Thursday, April 2, 2009

World largest laser is ready to fire


US engineers have completed the world most powerful laser, capable of simulating the energy force of a hydrogen bomb and the sun itself.

The size of a football field, comprises of 192 separate laser beams, each travelling 300m in a one thousandth of a second to converge simultaneously on a target the size of a pencil eraser.

While the NIF laser is expected to be used for a wide range of high energy and high density physics experiments, its primary purpose is to help government physicists ensure the reliability of the nations nuclear weapons as they become older.

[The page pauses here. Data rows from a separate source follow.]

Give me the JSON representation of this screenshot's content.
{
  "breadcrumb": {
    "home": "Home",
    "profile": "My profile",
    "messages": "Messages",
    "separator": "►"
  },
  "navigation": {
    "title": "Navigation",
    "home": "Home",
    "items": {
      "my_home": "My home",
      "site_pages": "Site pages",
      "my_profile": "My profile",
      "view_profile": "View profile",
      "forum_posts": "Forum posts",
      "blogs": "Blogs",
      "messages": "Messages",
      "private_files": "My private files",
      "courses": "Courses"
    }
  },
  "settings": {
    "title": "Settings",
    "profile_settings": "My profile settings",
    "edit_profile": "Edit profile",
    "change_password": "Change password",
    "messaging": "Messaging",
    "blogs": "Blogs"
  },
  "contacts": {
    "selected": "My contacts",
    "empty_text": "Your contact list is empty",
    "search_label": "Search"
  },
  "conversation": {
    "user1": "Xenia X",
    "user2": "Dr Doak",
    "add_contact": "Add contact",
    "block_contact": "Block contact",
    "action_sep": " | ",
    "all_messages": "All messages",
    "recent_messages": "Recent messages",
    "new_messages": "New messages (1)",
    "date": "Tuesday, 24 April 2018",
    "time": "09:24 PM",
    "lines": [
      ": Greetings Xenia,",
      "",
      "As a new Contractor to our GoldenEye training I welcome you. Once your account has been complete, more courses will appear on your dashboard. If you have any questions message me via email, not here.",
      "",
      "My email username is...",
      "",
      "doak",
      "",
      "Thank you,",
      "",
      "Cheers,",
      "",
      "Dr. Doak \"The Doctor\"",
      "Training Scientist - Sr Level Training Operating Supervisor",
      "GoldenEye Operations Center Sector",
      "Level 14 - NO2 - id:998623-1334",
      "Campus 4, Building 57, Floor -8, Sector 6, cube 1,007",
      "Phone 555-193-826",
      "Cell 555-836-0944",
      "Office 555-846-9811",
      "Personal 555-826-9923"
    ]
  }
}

The NNSA, a semi-independent arm of the Energy Department, oversees nuclear weapons programs.

The NIF laser was proposed in the early 1990s, when the project's cost was put at $1 billion.Construction began in 1997. Its early years were marked by setbacks including trouble, eventually overcome, in keeping its critical optics perfectly clean and free of dust.

NIF is expected to ramp up power gradually in a series of experiments over the next year, culminating at a power level in 2010 to achieve what scientists call fusion ignition. enough heat and pressure to fuse hydrogen atoms in a tiny cylindrical target. so that more energy is released than is generated by the laser beams themselves.

That is what happens when a hydrogen bomb explodes and inside the sun, at its centre. It's also what scientists would one day like to achieve on a continuing basis to produce a clean, safe form of energy by fusing atoms instead of splits them apart.

Edward Moses, director of the NIF project who has led its development since 1999, said he is ever more confident that NIF will achieve fusion ignition.

NIF's 192 laser beams produce 60 to 70 times more energy than a 60-beam system at the University of Rochester, which is the second most powerful laser.

In addition to helping diagnose the functioning of nuclear warheads, the NIF laser is expected to be used in astrophysics, allowing scientists to mimic conditions inside planets and new solar systems.